'Taiko' is Japanese for drum: the room in which it sits, within the Conservatorium Hotel, was used for percussion lessons in the hotel's previous life as a music school. The manuscript books and students are gone now, and in their place is a sleek, moody dining space, whose decor is a pleasing mix of contemporary minimalism and Japanese-style touches – including a wall of sake bottles, and tasteful black lacquered hanging lights.
The kitchen, under the helm of executive chef Schilo van Coevorden, offers an Asian fusion menu that spans sushi, dim sum, Wagyu and more, with thoughtful extras like sake pairing options. We went all-out with the eight course taster menu (€110 per person). Highlights were fantastically fiery dumplings and a light, refreshing papaya noodle salad. Desserts were delicate and imaginative – the mini matcha ice creams a bittersweet way to round off the meal.

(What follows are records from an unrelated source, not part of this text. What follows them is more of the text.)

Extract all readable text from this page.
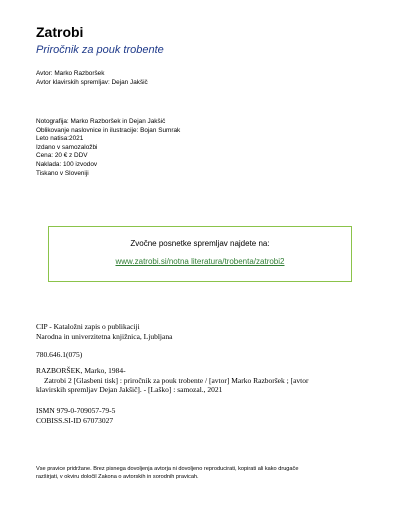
Zatrobi
Priročnik za pouk trobente
Avtor: Marko Razboršek
Avtor klavirskih spremljav: Dejan Jakšič
Notografija: Marko Razboršek in Dejan Jakšič
Oblikovanje naslovnice in ilustracije: Bojan Sumrak
Leto natisa:2021
Izdano v samozaložbi
Cena: 20 € z DDV
Naklada: 100 izvodov
Tiskano v Sloveniji
Zvočne posnetke spremljav najdete na:
www.zatrobi.si/notna literatura/trobenta/zatrobi2
CIP - Kataložni zapis o publikaciji
Narodna in univerzitetna knjižnica, Ljubljana
780.646.1(075)
RAZBORŠEK, Marko, 1984-
Zatrobi 2 [Glasbeni tisk] : priročnik za pouk trobente / [avtor] Marko Razboršek ; [avtor
klavirskih spremljav Dejan Jakšič]. - [Laško] : samozal., 2021
ISMN 979-0-709057-79-5
COBISS.SI-ID 67073027
Vse pravice pridržane. Brez pisnega dovoljenja avtorja ni dovoljeno reproducirati, kopirati ali kako drugače
razširjati, v okviru določil Zakona o avtorskih in sorodnih pravicah.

Taiko's culinary prowess and corresponding wallet-stretching price tags makes it, unsurprisingly, a regular haunt of the rich and famous – on our visit we spied French superchef Raymond Blanc sitting in the corner, which speaks volumes for the quality of the food. A slightly more substantial vegetarian selection wouldn't go amiss – but that aside, Taiko's beat is one we'd gladly dance to again.